Tuttavia, la condivisione dei dati comportamentali ha sollevato preoccupazioni sulla privacy tra i sostenitori. Google ha espresso preoccupazione per i rischi derivanti dalla condivisione di query di ricerca sensibili. Un comitato di supervisione tecnica determinerà quali aziende sono idonee all’accesso, quali garanzie sono necessarie e come verranno distribuiti i dati. Questo comitato funzionerà per sei anni e comprenderà rappresentanti del Dipartimento di Giustizia, di Google ed esperti indipendenti.
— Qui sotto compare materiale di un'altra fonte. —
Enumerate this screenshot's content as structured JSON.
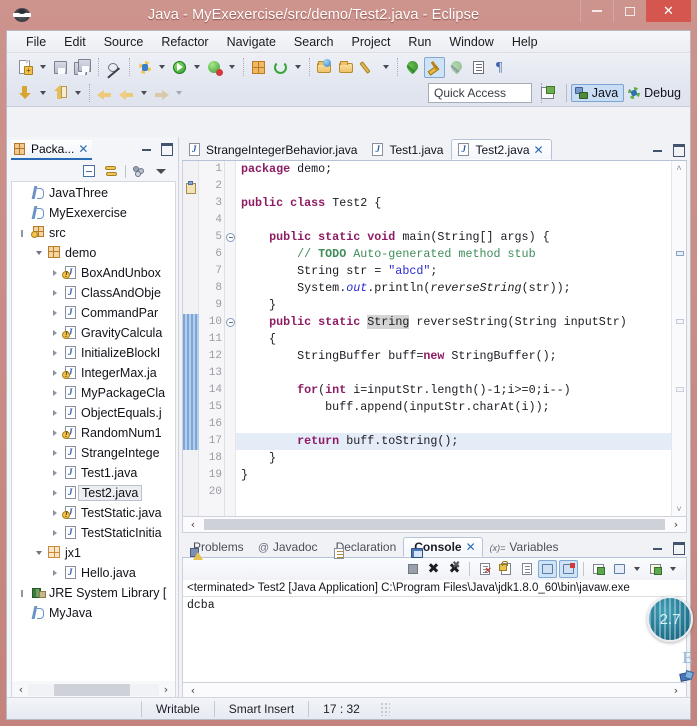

Una misura di salvaguardia proposta è quella di limitare l’accesso a determinate query per proteggere la privacy dell’utente. Il Dipartimento di Giustizia sostiene che gli accordi esclusivi di Google hanno escluso i rivali e rafforzato il suo vantaggio monopolistico. I tempi di attuazione della sentenza sono incerti in quanto potrebbero essere ritardati da ricorsi.
L’attuale focus del dibattito è su come si svilupperà il processo di supervisione e se le preoccupazioni relative alla privacy possano essere gestite in modo efficace. Questa sentenza costituisce un raro test di applicazione delle norme antitrust nell’economia digitale e solleva interrogativi sulla sicurezza dei dati personali.